Un geste des membres de la communauté arabe et musulmane américaine, nombreuse dans cet État traditionnellement pro-démocrate.
Un tel geste de la part des électeurs de confession musulmane lors des prochaines élections européennes est-il possible en France ?
Actuellement leur vote est scruté à la loupe. En novembre dernier, à l’initiative des universitaires Vincent Geisser et Amel Boubekeur, une journée d’études s’est tenue à Aix en Provence dans le sud de la France sur le thème : « Vote(s) musulman(s) ? Regards d’acteurs et de chercheurs ».
Ces interrogations sont liées aux résultats des élections présidentielles de 2022. Selon un sondage de l’Institut français d’opinion publique (Ifop), Jean-Luc Mélenchon, le leader de La France Insoumise (LFI) a réuni 69 % des suffrages des électeurs de confession musulmane contre seulement 55 % des suffrages des électeurs de confession catholique.
Au deuxième tour de ces présidentielles, face à Marine Le Pen, les électeurs de confession musulmane se sont ensuite massivement reportés à 92 % sur Emmanuel Macron. Ce qui a permis sa réélection pour un seconde mandat.
Depuis plusieurs années, l’Ifop analyse le vote des électeurs de confession musulmane couramment appelé « vote musulman ».
Comme le fait remarquer la chercheuse Blandine Chelini-Pont, il s’agit d’électeurs jeunes dont 70 % avaient moins de 45 ans en 2017. Selon différentes études, ils ne représentaient que 0,7 % des électeurs en 1997 mais 5 % en 2017 et 10 % actuellement.
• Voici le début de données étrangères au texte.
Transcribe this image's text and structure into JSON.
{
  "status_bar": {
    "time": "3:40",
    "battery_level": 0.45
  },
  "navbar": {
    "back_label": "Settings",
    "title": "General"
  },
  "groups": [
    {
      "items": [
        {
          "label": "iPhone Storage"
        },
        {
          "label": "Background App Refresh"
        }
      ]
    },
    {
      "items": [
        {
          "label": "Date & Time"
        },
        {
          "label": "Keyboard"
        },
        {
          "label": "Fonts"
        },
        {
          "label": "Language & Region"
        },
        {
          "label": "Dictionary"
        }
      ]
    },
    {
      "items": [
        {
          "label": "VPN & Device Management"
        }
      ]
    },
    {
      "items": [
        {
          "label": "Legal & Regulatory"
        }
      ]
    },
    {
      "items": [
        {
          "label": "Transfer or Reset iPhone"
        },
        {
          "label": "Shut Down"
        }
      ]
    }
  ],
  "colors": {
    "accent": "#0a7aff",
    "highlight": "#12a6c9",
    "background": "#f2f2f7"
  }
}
Ainsi entre 2021 et 2022, sur les listes électorales, leur nombre aurait augmenté de 850.000. Cependant, cet électorat reste marqué par un fort taux d’abstention, comme lors des élections municipales de 2020 à Saint-Denis dans la région parisienne avec un taux de 70 %.
France : le mythe du vote musulman
Le vote de cet électorat est l’objet de spéculations que tente de démystifier Haoues Seniguer de l’Institut d’études politiques à Lyon. Interrogé en 2017 par France 24 sur le « vote musulman », il expliquait que « l’islamité n’est qu’une variable parmi d’autres dans le choix électoral ».
Bien qu’en 2012, 86 % des électeurs de confession musulmane aient voté pour François Hollande, il expliquait déjà : « La formule est ambiguë car elle tend à donner l’impression que les électeurs musulmans votent comme un seul homme en raison de leur religion. Or, il n’y a pas de déterminant islamique qui emporte le vote : oui, les électeurs de religion musulmane qui se rendent aux urnes sont musulmans… mais ils ne sont pas que ça ».
Il ajoutait que dans le secret de l’isoloir, « leurs considérations sont multiples : les contingences liées au parcours de chacun et la variable de la classe sociale entrent en ligne de compte. Certains musulmans vont être sensibles à la question de l’islamophobie, d’autres vont se déterminer en fonction de la question palestinienne tandis que d’autres encore trancheront surtout sur les questions socio-économiques. Au moment du vote, on ne sait pas quelle est la variable qui prend le dessus mais la confession n’écrase pas l’ensemble des autres options des individus ».
Ainsi, pour cet universitaire l’appartenance à une religion ne serait qu’une variable parmi d’autres dans leur choix électoral en France.
Après le score de Jean-Luc Mélenchon en 2022, ce spécialiste des rapports entre islam et politique en France rappelait dans le journal Libération : « Il n’y a pas de vote musulman mais des votes de musulmans ». Selon lui, distinguer « vote musulman » et « votes des musulmans » éviterait d’amalgamer et de communautariser une fois de plus ce groupe social.
Électorat musulman et Gaza
De nombreux observateurs rappellent que pour comprendre le vote de l’électorat de confession musulmane il est essentiel de prendre en compte le contexte dans lequel se déroulent les élections.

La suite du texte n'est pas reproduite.